Search code examples
rsampletm

How to sample 75 percent of rows from a dtm?


How I can sample a dtm? I trying a lot of code but return me the same error

Error in dtm[splitter, ] : incorrect number of dimensions

This is the code:

n <- dtm$nrow
splitter <- sample(1:n, round(n * 0.75))
train_set <- dtm[splitter, ]
valid_set <- dtm[-splitter, ]

Solution

  • You can use the quanteda package for this.
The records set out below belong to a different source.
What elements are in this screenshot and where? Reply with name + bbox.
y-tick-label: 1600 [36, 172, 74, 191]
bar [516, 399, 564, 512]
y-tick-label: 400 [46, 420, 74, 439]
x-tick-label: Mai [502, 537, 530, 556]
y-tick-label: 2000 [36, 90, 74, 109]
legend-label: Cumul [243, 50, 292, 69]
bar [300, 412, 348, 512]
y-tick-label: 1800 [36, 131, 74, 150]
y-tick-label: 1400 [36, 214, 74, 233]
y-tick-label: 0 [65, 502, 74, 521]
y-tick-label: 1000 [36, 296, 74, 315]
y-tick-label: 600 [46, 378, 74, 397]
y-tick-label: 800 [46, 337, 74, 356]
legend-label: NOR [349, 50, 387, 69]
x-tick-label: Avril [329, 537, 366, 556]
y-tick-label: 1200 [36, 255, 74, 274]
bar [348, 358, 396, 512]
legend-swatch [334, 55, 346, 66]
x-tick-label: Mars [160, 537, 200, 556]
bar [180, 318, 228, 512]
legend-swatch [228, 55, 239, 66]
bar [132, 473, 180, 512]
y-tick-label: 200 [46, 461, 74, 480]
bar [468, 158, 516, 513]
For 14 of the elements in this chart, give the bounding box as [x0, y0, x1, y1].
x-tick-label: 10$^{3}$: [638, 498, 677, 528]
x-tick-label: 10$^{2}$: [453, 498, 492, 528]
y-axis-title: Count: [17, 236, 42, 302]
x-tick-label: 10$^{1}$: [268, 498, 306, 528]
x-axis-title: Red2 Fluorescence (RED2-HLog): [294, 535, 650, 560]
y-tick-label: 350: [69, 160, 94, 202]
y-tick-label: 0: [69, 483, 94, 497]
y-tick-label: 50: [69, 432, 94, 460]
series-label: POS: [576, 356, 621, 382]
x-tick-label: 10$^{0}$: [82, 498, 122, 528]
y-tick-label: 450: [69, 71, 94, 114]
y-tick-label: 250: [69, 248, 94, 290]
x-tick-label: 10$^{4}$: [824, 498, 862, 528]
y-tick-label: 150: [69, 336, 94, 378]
See example below:

    Created data example based on the crude data set from tm:

    library(tm)
    
    data("crude")
    crude <- as.VCorpus(crude)
    crude <- tm_map(crude, stripWhitespace)
    crude <- tm_map(crude, removePunctuation)
    crude <- tm_map(crude, content_transformer(tolower))
    crude <- tm_map(crude, removeWords, stopwords("english"))
    crude <- tm_map(crude, stemDocument)
    
    dtm <- DocumentTermMatrix(crude)
    
    
    library(quanteda)
    
    # Transform your dtm into a dfm for quanteda
    my_dfm <- as.dfm(dtm)
    
    # number of documents    
    ndocs(my_dfm)
    [1] 20
    
    set.seed(4242)
    
    # create training
    train_set <- dfm_sample(my_dfm, 
                            size = round(ndoc(my_dfm) * 0.75),  # set sample size
                            margin = "documents")
    
    # create test set by select the documents that do not match the documents in the training set.
    test_set <- dfm_subset(my_dfm, !docnames(my_dfm) %in% docnames(train_set))
    
    # number of documents in train
    ndoc(train_set)
    [1] 15
    
    # number of documents in test
    ndoc(test_set)
    [1] 5
    

    Afterwards you can use the quanteda function convert to convert your train and test sets to be used with topicmodels, lda, lsa, etc. See ?convert for more info.